The company is seeing a lot of capital being raised for commercial real estate, which will help with liquidity. They are optimistic about turning a corner in the next few quarters, but are keeping an eye on the Fed's impact. Agent recruiting in the US is tough, but they expect to rebound. They have a strong Q1 in 2023 and are deploying different means to hit expected numbers. The next question is about sales in Japan and the mix between exclusive and non-exclusive channels. They will answer the question.

The speaker, Koichiro Yoshizumi, clarifies that 60% of their sales agencies are exclusive and 40% are non-exclusive. However, in terms of sales, 70% come from exclusive agencies and 30% from non-exclusive agencies. The speaker explains that their main focus has always been on exclusive agencies, which has been a strength for Aflac Japan. They are not worried about the competition from non-exclusive agencies as they have a loyal customer base.

In order to increase sales, Aflac has been focusing on non-exclusive channels, particularly targeting large non-exclusive agencies. This has been a successful strategy, as the market for these agencies is growing and they primarily serve young and middle-aged customers. Aflac recently launched a new medical insurance product that has been selling well through these agencies, leading to significant growth in the first quarter of this year. This is not a new approach for Aflac, as they have a history of successfully entering new markets through non-exclusive channels.

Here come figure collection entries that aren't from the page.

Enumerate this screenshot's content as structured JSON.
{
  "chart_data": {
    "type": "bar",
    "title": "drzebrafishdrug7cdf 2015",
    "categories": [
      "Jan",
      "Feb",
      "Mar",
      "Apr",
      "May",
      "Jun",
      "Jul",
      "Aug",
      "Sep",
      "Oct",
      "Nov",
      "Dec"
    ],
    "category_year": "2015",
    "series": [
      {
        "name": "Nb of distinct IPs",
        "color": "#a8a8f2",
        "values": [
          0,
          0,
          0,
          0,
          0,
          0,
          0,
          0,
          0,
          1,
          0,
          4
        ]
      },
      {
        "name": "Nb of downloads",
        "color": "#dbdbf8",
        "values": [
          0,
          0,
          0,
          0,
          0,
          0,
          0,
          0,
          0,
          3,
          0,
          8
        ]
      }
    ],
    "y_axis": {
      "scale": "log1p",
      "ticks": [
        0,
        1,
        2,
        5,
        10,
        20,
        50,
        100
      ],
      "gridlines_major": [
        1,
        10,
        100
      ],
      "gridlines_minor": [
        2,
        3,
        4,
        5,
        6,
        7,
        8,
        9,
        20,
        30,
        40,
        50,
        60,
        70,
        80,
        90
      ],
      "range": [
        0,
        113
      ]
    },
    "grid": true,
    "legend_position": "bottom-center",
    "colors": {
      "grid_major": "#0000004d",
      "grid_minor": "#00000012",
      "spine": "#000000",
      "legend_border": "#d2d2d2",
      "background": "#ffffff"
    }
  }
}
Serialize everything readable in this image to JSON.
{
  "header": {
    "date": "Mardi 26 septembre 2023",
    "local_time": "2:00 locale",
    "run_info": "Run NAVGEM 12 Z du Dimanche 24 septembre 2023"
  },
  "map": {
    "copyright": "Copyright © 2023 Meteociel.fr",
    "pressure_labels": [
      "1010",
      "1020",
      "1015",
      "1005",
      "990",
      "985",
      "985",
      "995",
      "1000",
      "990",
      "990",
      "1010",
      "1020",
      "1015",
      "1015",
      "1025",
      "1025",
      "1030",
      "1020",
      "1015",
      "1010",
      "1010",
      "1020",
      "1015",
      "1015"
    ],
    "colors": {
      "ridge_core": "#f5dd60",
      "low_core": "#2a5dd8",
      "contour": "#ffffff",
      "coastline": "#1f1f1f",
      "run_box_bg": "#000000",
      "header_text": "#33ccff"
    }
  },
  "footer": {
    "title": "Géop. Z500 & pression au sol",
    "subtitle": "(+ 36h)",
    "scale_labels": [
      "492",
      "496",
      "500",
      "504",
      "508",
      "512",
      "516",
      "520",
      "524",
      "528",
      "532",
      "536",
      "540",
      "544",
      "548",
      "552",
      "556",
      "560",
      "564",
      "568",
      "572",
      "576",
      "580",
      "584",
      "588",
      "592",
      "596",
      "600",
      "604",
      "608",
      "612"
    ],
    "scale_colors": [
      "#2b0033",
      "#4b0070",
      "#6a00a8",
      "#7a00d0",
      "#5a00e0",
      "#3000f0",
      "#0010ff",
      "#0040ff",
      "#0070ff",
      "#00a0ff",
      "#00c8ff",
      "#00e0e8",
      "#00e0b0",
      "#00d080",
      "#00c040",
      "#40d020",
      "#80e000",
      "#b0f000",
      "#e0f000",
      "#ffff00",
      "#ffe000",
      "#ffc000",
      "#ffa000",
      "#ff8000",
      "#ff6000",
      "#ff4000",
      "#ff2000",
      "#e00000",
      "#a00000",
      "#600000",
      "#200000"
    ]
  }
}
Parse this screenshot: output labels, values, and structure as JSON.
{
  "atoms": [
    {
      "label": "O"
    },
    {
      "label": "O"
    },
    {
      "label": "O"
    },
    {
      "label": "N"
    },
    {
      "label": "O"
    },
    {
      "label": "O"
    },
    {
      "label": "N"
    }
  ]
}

The speaker discusses the company's plans for growth and their focus on the third sector product. They mention their partnerships with Japan Post and other agencies as a key factor in their success, and emphasize their dominance in the cancer and medical insurance market. They believe their exclusive agencies will continue to be a major driver of sales.

The speaker thanks everyone for attending and announces that more information about a financial analyst briefing at the New York Stock Exchange on December 3 will be provided in the coming months. They also invite any questions to be asked during this time.

This summary was generated with AI and may contain some inaccuracies.